3,Ugy1U2pk7U6go4UjIpV4AaABAg,7b8ViCqD9JM,UC7cs8q-gJRlGwj4A8OmCmXg,Exactly what I do
4,Ugx3e3rDnw4cRF1M5dp4AaABAg,7b8ViCqD9JM,UC7cs8q-gJRlGwj4A8OmCmXg,"Heyy Alex, please do video on how to get freel..."
...,...,...,...,...
16033,UgztX5Zp0jjsOBtRqdp4AaABAg,6lQzbk6_OTw,UC7cs8q-gJRlGwj4A8OmCmXg,"Hey Alex, what do you think about COGNOS?"
16034,Ugx5i3bb5-5V8zNge_x4AaABAg,6lQzbk6_OTw,UC7cs8q-gJRlGwj4A8OmCmXg,"Hi Alex,\nfound your channel on Reddit and am ..."
16035,Ugz9os89TlxWUGtj0zR4AaABAg,6lQzbk6_OTw,UC7cs8q-gJRlGwj4A8OmCmXg,"Great video, Alex!
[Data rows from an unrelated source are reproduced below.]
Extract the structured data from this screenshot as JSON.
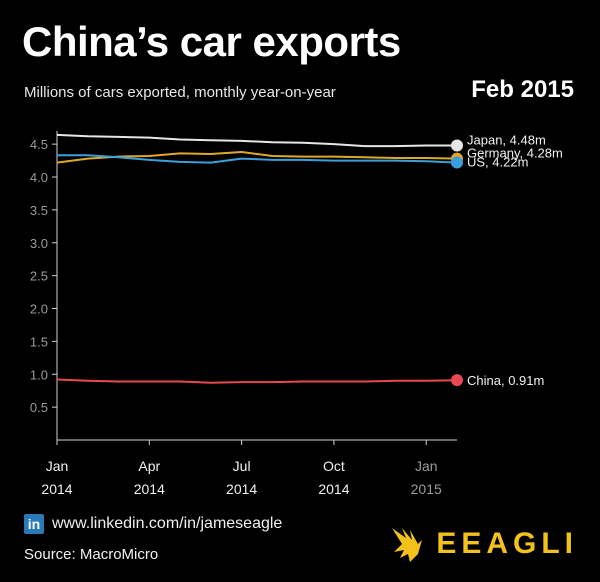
{
  "header": {
    "title": "China’s car exports",
    "subtitle": "Millions of cars exported, monthly year-on-year",
    "date": "Feb 2015"
  },
  "footer": {
    "linkedin_icon": "in",
    "link": "www.linkedin.com/in/jameseagle",
    "source": "Source: MacroMicro",
    "brand": "EEAGLI",
    "brand_icon": "eagle-logo-icon"
  },
  "colors": {
    "background": "#000000",
    "japan": "#e6e6e6",
    "germany": "#e0a829",
    "us": "#3aa0dd",
    "china": "#e8484f",
    "brand": "#f2c21b"
  },
  "chart_data": {
    "type": "line",
    "title": "China’s car exports",
    "ylabel": "",
    "xlabel": "",
    "ylim": [
      0,
      4.7
    ],
    "y_ticks": [
      0.5,
      1.0,
      1.5,
      2.0,
      2.5,
      3.0,
      3.5,
      4.0,
      4.5
    ],
    "x_tick_labels": [
      {
        "month": "Jan",
        "year": "2014",
        "index": 0
      },
      {
        "month": "Apr",
        "year": "2014",
        "index": 3
      },
      {
        "month": "Jul",
        "year": "2014",
        "index": 6
      },
      {
        "month": "Oct",
        "year": "2014",
        "index": 9
      },
      {
        "month": "Jan",
        "year": "2015",
        "index": 12
      }
    ],
    "x": [
      "Jan 2014",
      "Feb 2014",
      "Mar 2014",
      "Apr 2014",
      "May 2014",
      "Jun 2014",
      "Jul 2014",
      "Aug 2014",
      "Sep 2014",
      "Oct 2014",
      "Nov 2014",
      "Dec 2014",
      "Jan 2015",
      "Feb 2015"
    ],
    "grid": false,
    "series": [
      {
        "name": "Japan",
        "end_label": "Japan, 4.48m",
        "color": "#e6e6e6",
        "values": [
          4.64,
          4.62,
          4.61,
          4.6,
          4.57,
          4.56,
          4.55,
          4.53,
          4.52,
          4.5,
          4.47,
          4.47,
          4.48,
          4.48
        ]
      },
      {
        "name": "Germany",
        "end_label": "Germany, 4.28m",
        "color": "#e0a829",
        "values": [
          4.22,
          4.28,
          4.31,
          4.32,
          4.36,
          4.35,
          4.38,
          4.32,
          4.31,
          4.31,
          4.3,
          4.29,
          4.29,
          4.28
        ]
      },
      {
        "name": "US",
        "end_label": "US, 4.22m",
        "color": "#3aa0dd",
        "values": [
          4.33,
          4.33,
          4.3,
          4.26,
          4.23,
          4.22,
          4.28,
          4.26,
          4.26,
          4.25,
          4.25,
          4.25,
          4.24,
          4.22
        ]
      },
      {
        "name": "China",
        "end_label": "China, 0.91m",
        "color": "#e8484f",
        "values": [
          0.92,
          0.9,
          0.89,
          0.89,
          0.89,
          0.87,
          0.88,
          0.88,
          0.89,
          0.89,
          0.89,
          0.9,
          0.9,
          0.91
        ]
      }
    ]
  }
}
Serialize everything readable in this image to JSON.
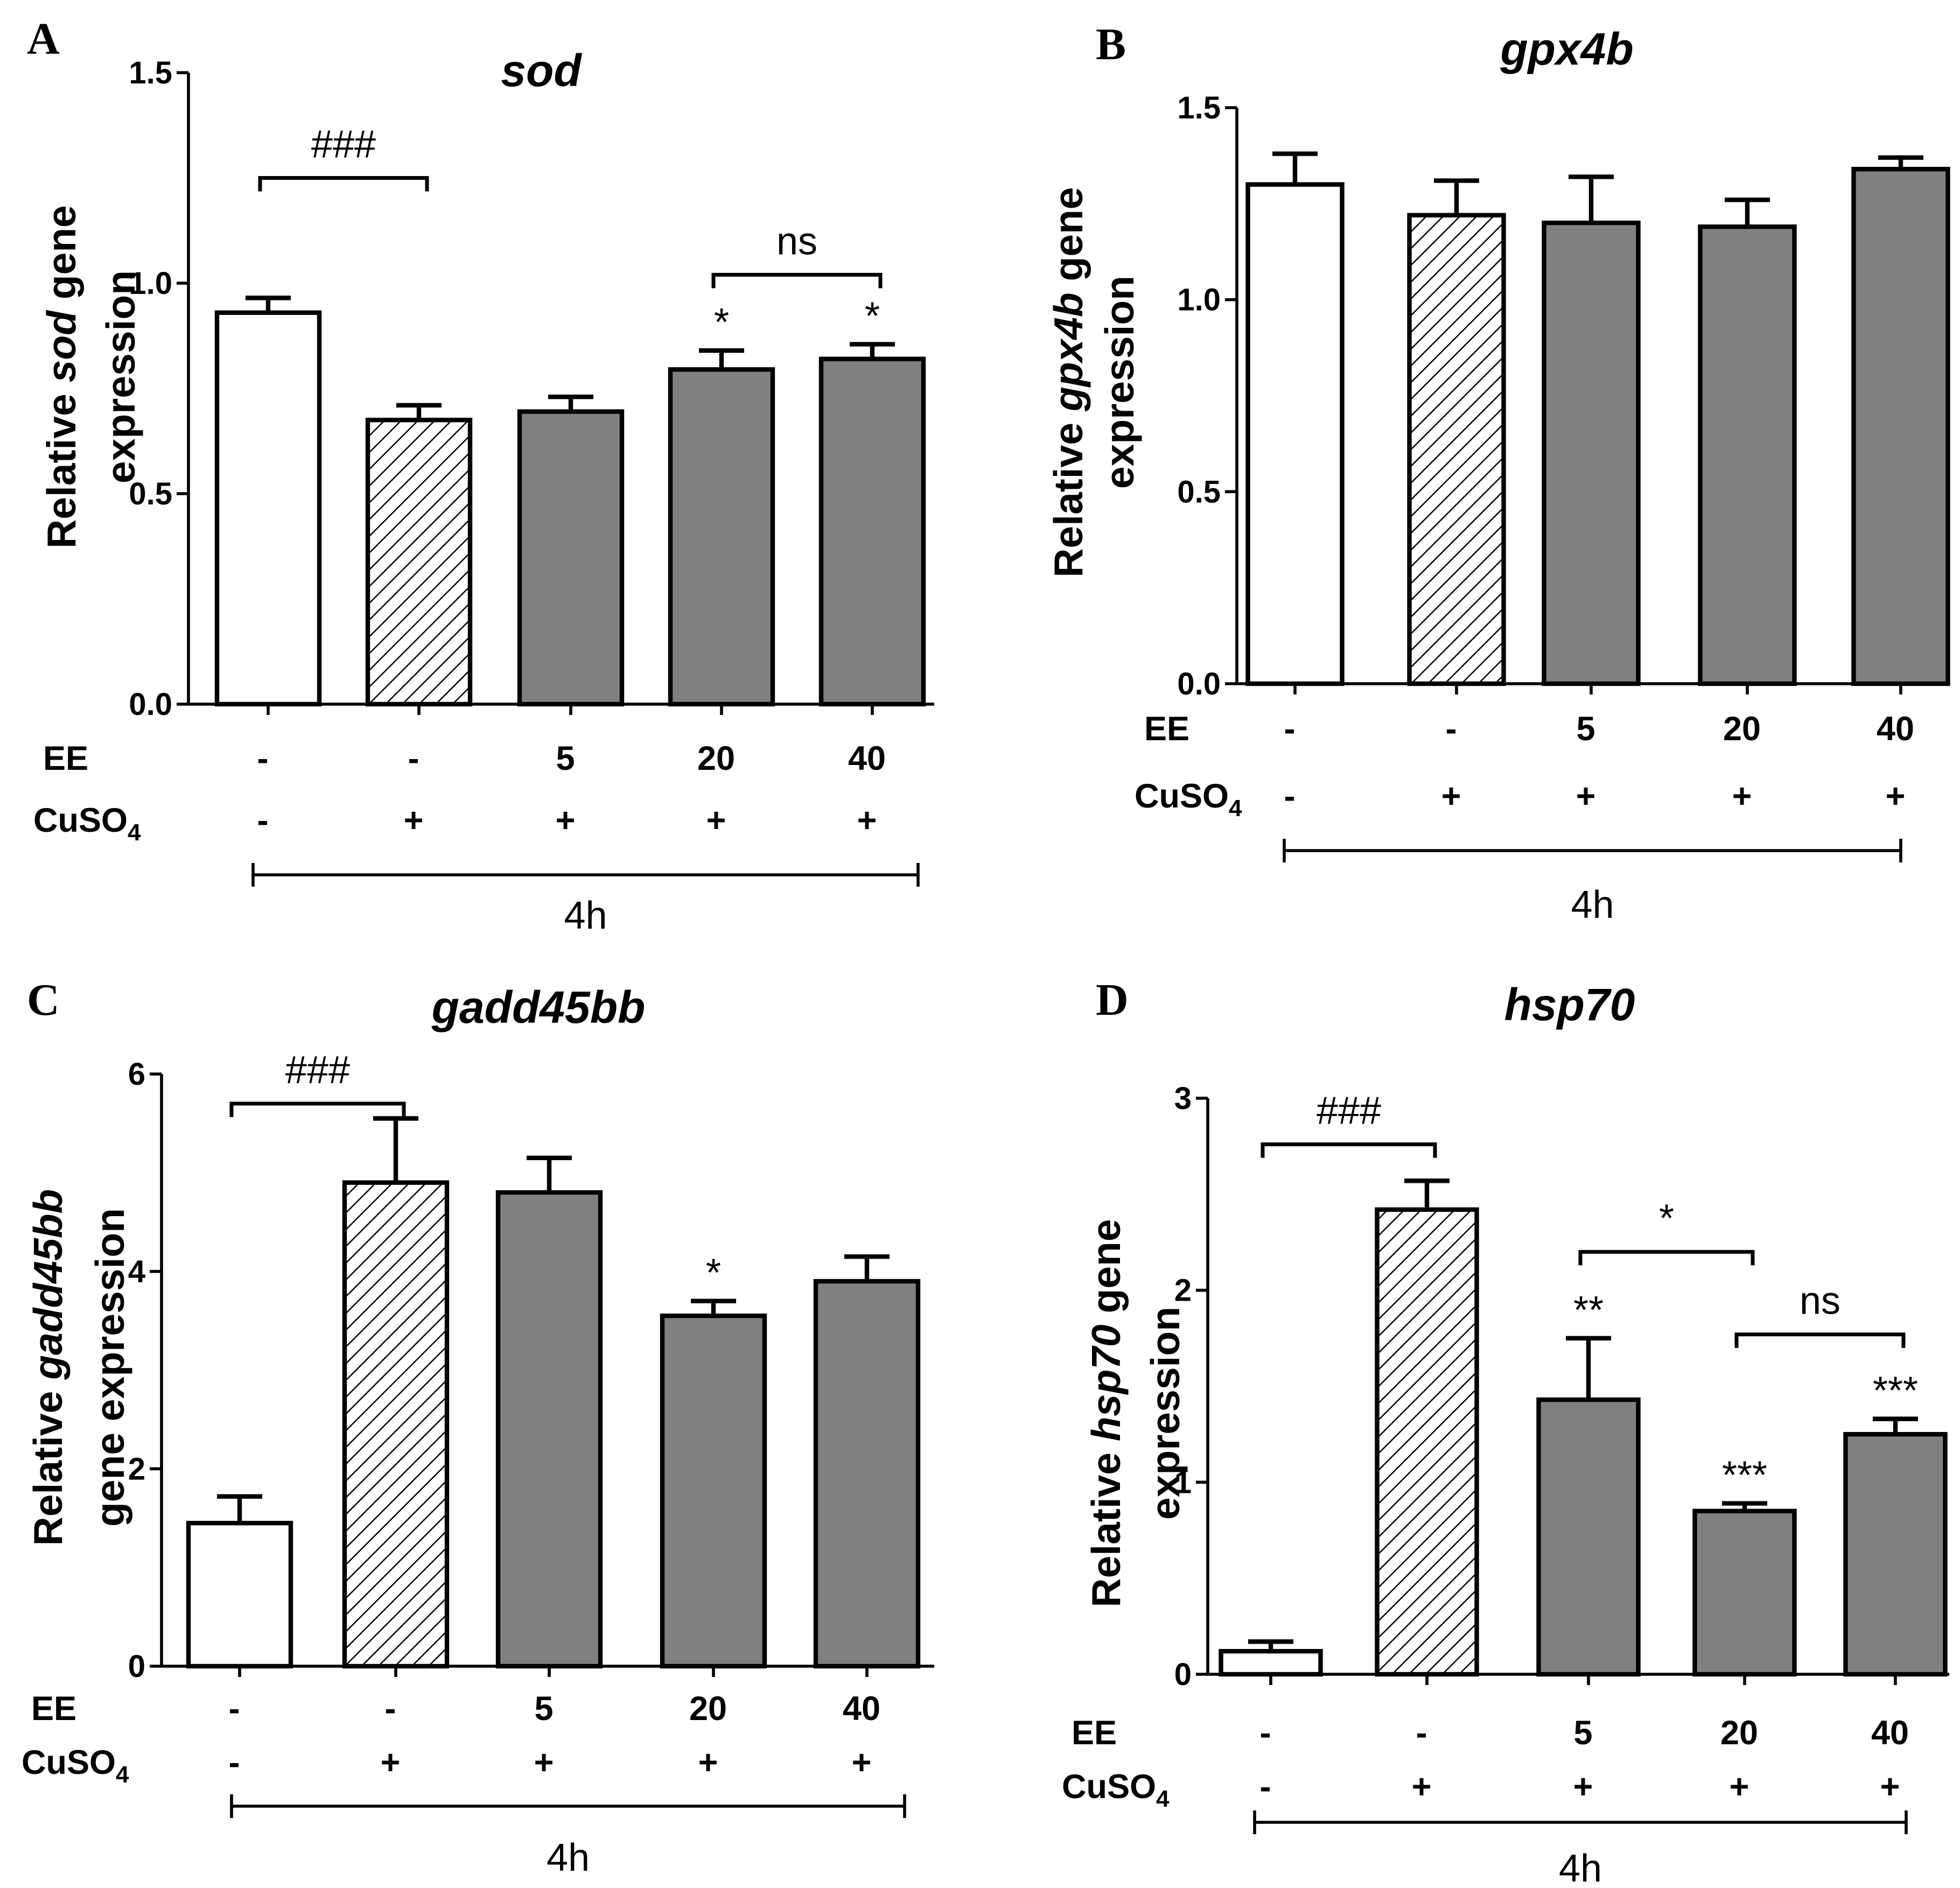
{
  "figure": {
    "x_row_labels": {
      "ee": "EE",
      "cuso4_main": "CuSO",
      "cuso4_sub": "4"
    },
    "time_label": "4h"
  },
  "colors": {
    "control": "#ffffff",
    "treated": "#808080",
    "hatch": "#000000"
  },
  "chart_data": [
    {
      "panel": "A",
      "type": "bar",
      "title": "sod",
      "ylabel_parts": [
        {
          "text": "Relative ",
          "italic": false
        },
        {
          "text": "sod",
          "italic": true
        },
        {
          "text": " gene",
          "italic": false
        }
      ],
      "ylabel_line2": "expression",
      "ylim": [
        0,
        1.5
      ],
      "yticks": [
        "0.0",
        "0.5",
        "1.0",
        "1.5"
      ],
      "ytick_values": [
        0,
        0.5,
        1.0,
        1.5
      ],
      "categories": [
        "1",
        "2",
        "3",
        "4",
        "5"
      ],
      "ee": [
        "-",
        "-",
        "5",
        "20",
        "40"
      ],
      "cuso4": [
        "-",
        "+",
        "+",
        "+",
        "+"
      ],
      "fill": [
        "white",
        "hatch",
        "gray",
        "gray",
        "gray"
      ],
      "values": [
        0.93,
        0.675,
        0.695,
        0.795,
        0.82
      ],
      "errors": [
        0.035,
        0.035,
        0.035,
        0.045,
        0.035
      ],
      "star_labels": [
        "",
        "",
        "",
        "*",
        "*"
      ],
      "brackets": [
        {
          "from": 1,
          "to": 2,
          "y": 1.25,
          "label": "###"
        },
        {
          "from": 4,
          "to": 5,
          "y": 1.02,
          "label": "ns"
        }
      ]
    },
    {
      "panel": "B",
      "type": "bar",
      "title": "gpx4b",
      "ylabel_parts": [
        {
          "text": "Relative ",
          "italic": false
        },
        {
          "text": "gpx4b",
          "italic": true
        },
        {
          "text": " gene",
          "italic": false
        }
      ],
      "ylabel_line2": "expression",
      "ylim": [
        0,
        1.5
      ],
      "yticks": [
        "0.0",
        "0.5",
        "1.0",
        "1.5"
      ],
      "ytick_values": [
        0,
        0.5,
        1.0,
        1.5
      ],
      "categories": [
        "1",
        "2",
        "3",
        "4",
        "5"
      ],
      "ee": [
        "-",
        "-",
        "5",
        "20",
        "40"
      ],
      "cuso4": [
        "-",
        "+",
        "+",
        "+",
        "+"
      ],
      "fill": [
        "white",
        "hatch",
        "gray",
        "gray",
        "gray"
      ],
      "values": [
        1.3,
        1.22,
        1.2,
        1.19,
        1.34
      ],
      "errors": [
        0.08,
        0.09,
        0.12,
        0.07,
        0.03
      ],
      "star_labels": [
        "",
        "",
        "",
        "",
        ""
      ],
      "brackets": []
    },
    {
      "panel": "C",
      "type": "bar",
      "title": "gadd45bb",
      "ylabel_parts": [
        {
          "text": "Relative ",
          "italic": false
        },
        {
          "text": "gadd45bb",
          "italic": true
        }
      ],
      "ylabel_line2": "gene expression",
      "ylim": [
        0,
        6
      ],
      "yticks": [
        "0",
        "2",
        "4",
        "6"
      ],
      "ytick_values": [
        0,
        2,
        4,
        6
      ],
      "categories": [
        "1",
        "2",
        "3",
        "4",
        "5"
      ],
      "ee": [
        "-",
        "-",
        "5",
        "20",
        "40"
      ],
      "cuso4": [
        "-",
        "+",
        "+",
        "+",
        "+"
      ],
      "fill": [
        "white",
        "hatch",
        "gray",
        "gray",
        "gray"
      ],
      "values": [
        1.45,
        4.9,
        4.8,
        3.55,
        3.9
      ],
      "errors": [
        0.27,
        0.65,
        0.35,
        0.15,
        0.25
      ],
      "star_labels": [
        "",
        "",
        "",
        "*",
        ""
      ],
      "brackets": [
        {
          "from": 1,
          "to": 2,
          "y": 5.7,
          "label": "###"
        }
      ]
    },
    {
      "panel": "D",
      "type": "bar",
      "title": "hsp70",
      "ylabel_parts": [
        {
          "text": "Relative ",
          "italic": false
        },
        {
          "text": "hsp70",
          "italic": true
        },
        {
          "text": " gene",
          "italic": false
        }
      ],
      "ylabel_line2": "expression",
      "ylim": [
        0,
        3
      ],
      "yticks": [
        "0",
        "1",
        "2",
        "3"
      ],
      "ytick_values": [
        0,
        1,
        2,
        3
      ],
      "categories": [
        "1",
        "2",
        "3",
        "4",
        "5"
      ],
      "ee": [
        "-",
        "-",
        "5",
        "20",
        "40"
      ],
      "cuso4": [
        "-",
        "+",
        "+",
        "+",
        "+"
      ],
      "fill": [
        "white",
        "hatch",
        "gray",
        "gray",
        "gray"
      ],
      "values": [
        0.12,
        2.42,
        1.43,
        0.85,
        1.25
      ],
      "errors": [
        0.05,
        0.15,
        0.32,
        0.04,
        0.08
      ],
      "star_labels": [
        "",
        "",
        "**",
        "***",
        "***"
      ],
      "brackets": [
        {
          "from": 1,
          "to": 2,
          "y": 2.76,
          "label": "###"
        },
        {
          "from": 3,
          "to": 4,
          "y": 2.2,
          "label": "*"
        },
        {
          "from": 4,
          "to": 5,
          "y": 1.77,
          "label": "ns"
        }
      ]
    }
  ]
}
I definitely agree that Exc..."
16036,UgxgUXmGkengAMwgAGt4AaABAg,6lQzbk6_OTw,UC7cs8q-gJRlGwj4A8OmCmXg,"Hey Alex, great video, just went through all o..."


In [24]:
# Load data from Pandas DataFrames into MySQL tables

# Connect to MySQL database
connection = mysql.connector.connect(
    host = "localhost",
    user = mysql_user,
    password = mysql_password,
    database = "youtube_analytics"
)

# Create a cursor object for interacting with the database
cursor = connection.cursor()

try:
    # Create a SQLAlchemy engine for interacting with the MySQL database
    engine = create_engine(f"mysql+mysqlconnector://{mysql_user}:{mysql_password}@localhost/youtube_analytics")
    
    # Load the YouTube channels DataFrame into the MySQL channels table
    try:
        channel_df.to_sql("channels", con=engine, if_exists="replace", index=False)
        print("Channels data successfully loaded into MySQL database.")
    except Exception as e:
        print("Error loading channels data:", e)
    
    # Load the YouTube videos DataFrame into the MySQL videos table
    try:
        videos_df.to_sql("videos", con=engine, if_exists="replace", index=False)
        print("Videos data successfully loaded into MySQL database.")
    except Exception as e:
        print("Error loading videos data:", e)
    
    # Load the YouTube comments DataFrame into the MySQL comments table
    try:
        comments_df.to_sql("comments", con=engine, if_exists="replace", index=False)
        print("Comments data successfully loaded into MySQL database.")
    except Exception as e:
        print("Error loading comments data:", e)
    
except Exception as e:
    # Print error if exception occurs when connecting to the database 
    print("Error connecting to MySQL database:", e)

finally:
    # Close the cursor and connection to free up resources
    cursor.close()
    connection.close()

Channels data successfully loaded into MySQL database.
Videos data successfully loaded into MySQL database.
Comments data successfully loaded into MySQL database.